John Couluris, responsable des missions lunaires chez Blue Origin, a déclaré mardi lors de l'événement que l'entreprise avait réalisé des progrès « excellents » dans son enquête sur les causes de l'explosion. Le directeur général de l'entreprise prévoit que New Glenn sera de retour sur la rampe de lancement d'ici la fin de l'année.
« Nous sommes convaincus que New Glenn sera prêt pour Artemis III », a déclaré M. Parsons de la Nasa mardi.
UNE CHANCE POUR L'ITALIE
La participation de Parmitano, 49 ans, à la mission Artemis marque une victoire pour l’Italie à un moment politiquement sensible pour les partenaires internationaux les plus proches de la Nasa.

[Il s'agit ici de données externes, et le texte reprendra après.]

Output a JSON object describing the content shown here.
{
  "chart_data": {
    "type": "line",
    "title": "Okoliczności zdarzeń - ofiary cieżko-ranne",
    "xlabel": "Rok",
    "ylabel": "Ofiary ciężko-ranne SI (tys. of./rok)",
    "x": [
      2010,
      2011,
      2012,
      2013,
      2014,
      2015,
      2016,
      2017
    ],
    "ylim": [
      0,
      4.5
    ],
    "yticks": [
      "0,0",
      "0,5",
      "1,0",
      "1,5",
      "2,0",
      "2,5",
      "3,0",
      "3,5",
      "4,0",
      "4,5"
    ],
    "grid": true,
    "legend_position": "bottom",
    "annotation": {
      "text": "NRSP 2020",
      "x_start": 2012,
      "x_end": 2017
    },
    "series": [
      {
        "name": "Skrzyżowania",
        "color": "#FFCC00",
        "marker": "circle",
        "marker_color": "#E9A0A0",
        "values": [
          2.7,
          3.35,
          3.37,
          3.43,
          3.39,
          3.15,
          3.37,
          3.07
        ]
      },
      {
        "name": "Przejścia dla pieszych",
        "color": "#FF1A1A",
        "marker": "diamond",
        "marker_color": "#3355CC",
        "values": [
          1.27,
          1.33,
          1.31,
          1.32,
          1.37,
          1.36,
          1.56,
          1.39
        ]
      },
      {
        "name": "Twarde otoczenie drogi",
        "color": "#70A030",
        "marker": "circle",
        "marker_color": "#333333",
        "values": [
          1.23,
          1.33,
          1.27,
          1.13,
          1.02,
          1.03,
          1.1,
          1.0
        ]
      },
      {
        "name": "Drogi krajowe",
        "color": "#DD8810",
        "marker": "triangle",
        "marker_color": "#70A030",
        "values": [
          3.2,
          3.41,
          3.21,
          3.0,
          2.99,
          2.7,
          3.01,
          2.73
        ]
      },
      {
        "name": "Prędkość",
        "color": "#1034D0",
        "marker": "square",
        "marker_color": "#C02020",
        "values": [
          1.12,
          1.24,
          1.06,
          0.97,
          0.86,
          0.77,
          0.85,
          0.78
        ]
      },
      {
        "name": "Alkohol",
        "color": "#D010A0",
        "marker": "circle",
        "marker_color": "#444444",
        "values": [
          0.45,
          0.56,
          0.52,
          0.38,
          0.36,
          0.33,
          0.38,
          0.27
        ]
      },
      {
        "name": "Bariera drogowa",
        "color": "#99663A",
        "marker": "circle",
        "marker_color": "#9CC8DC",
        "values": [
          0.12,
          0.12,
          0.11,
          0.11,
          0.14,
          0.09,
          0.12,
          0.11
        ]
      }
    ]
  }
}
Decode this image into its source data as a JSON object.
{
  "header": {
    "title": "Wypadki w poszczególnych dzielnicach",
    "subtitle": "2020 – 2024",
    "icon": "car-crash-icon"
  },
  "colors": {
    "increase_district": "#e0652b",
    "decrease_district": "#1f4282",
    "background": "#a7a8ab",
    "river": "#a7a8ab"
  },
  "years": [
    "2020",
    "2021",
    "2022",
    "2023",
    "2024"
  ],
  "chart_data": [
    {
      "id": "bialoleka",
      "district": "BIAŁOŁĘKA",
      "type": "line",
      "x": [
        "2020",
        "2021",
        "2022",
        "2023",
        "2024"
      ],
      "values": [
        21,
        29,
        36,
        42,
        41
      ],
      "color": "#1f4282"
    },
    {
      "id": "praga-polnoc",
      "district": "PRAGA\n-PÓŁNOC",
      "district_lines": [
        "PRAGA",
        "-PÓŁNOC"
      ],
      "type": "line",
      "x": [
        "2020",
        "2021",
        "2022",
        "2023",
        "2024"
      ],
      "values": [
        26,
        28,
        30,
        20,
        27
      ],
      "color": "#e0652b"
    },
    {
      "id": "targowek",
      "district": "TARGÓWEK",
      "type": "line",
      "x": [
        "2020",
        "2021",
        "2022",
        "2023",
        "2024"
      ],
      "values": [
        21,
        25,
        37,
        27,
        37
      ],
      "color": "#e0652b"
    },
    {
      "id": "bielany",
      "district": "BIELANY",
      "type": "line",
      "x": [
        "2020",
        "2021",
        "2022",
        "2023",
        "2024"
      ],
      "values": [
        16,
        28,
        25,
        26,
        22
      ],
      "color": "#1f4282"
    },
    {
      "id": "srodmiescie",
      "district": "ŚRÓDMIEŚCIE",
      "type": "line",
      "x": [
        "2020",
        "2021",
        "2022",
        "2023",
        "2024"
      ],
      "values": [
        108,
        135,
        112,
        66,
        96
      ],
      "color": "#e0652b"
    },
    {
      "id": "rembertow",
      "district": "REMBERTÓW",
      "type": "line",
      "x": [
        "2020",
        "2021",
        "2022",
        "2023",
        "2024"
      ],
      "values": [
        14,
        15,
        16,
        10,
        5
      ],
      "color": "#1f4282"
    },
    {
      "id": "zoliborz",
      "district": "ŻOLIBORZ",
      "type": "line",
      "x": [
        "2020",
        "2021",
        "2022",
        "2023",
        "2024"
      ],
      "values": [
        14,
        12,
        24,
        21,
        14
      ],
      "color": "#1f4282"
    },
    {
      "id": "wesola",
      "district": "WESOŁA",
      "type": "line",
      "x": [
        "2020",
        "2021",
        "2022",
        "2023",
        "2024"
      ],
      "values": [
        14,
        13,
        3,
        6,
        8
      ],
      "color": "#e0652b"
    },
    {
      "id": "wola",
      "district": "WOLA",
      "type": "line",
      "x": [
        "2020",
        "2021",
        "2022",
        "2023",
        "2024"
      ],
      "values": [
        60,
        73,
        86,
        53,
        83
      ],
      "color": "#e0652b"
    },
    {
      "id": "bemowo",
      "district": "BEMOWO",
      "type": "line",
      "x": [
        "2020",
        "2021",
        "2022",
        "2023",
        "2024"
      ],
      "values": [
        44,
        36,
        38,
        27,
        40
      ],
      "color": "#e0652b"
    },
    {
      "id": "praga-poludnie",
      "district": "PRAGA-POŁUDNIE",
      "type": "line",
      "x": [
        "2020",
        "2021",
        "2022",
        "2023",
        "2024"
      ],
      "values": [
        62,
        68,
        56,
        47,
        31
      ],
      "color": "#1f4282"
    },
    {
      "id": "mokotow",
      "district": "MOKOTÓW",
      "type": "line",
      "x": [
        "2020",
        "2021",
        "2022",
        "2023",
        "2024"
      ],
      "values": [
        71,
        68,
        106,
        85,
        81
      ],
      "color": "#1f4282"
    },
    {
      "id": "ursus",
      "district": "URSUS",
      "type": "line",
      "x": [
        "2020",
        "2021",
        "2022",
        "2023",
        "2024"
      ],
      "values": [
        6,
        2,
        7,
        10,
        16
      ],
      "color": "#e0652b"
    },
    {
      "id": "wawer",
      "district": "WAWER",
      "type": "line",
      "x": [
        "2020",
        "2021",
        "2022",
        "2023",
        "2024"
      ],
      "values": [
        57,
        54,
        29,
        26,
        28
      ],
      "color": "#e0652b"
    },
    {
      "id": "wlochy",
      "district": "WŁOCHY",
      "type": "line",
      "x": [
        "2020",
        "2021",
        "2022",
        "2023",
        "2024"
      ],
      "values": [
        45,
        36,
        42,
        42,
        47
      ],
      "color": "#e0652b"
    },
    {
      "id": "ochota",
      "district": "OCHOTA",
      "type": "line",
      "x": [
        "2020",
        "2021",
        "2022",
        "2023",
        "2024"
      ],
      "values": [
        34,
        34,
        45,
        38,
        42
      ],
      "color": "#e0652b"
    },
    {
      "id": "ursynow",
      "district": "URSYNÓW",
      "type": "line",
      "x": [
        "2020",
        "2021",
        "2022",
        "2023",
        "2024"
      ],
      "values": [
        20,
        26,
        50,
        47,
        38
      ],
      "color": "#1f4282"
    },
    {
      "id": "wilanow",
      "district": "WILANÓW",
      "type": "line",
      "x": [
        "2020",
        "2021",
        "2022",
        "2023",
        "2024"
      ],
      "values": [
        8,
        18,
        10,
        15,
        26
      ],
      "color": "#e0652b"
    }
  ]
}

Dans le cadre de la refonte du programme Artemis cette année, Isaacman a annulé les plans relatifs à une station spatiale en orbite lunaire baptisée Gateway, tenant compte des plans de développement accéléré des modules d'atterrissage de SpaceX et Blue Origin et mettant davantage l'accent sur la construction d'une base lunaire en surface.
Cette décision a pris au dépourvu les alliés de la Nasa qui avaient passé des années à construire des éléments clés de Gateway, notamment l’Agence spatiale européenne, le Canada et le Japon. Peu après, la Nasa a signé un accord avec l’Italie pour qu’elle l’aide à construire la base lunaire.
Parmitano a rejoint le corps des astronautes de l'ESA en 2009 et a effectué deux vols spatiaux. Il est le premier astronaute de l'ESA à participer à une mission Artemis et le deuxième membre non américain après Jeremy Hansen, de l'Agence spatiale canadienne, qui a volé sur Artemis II.
Le président de l'Agence spatiale italienne, Teodoro Valente, a déclaré dans un communiqué que la sélection de Parmitano comme pilote pour Artemis III « confirme et renforce le rôle et les capacités du système spatial européen et italien dans l'exploration humaine de l'univers ».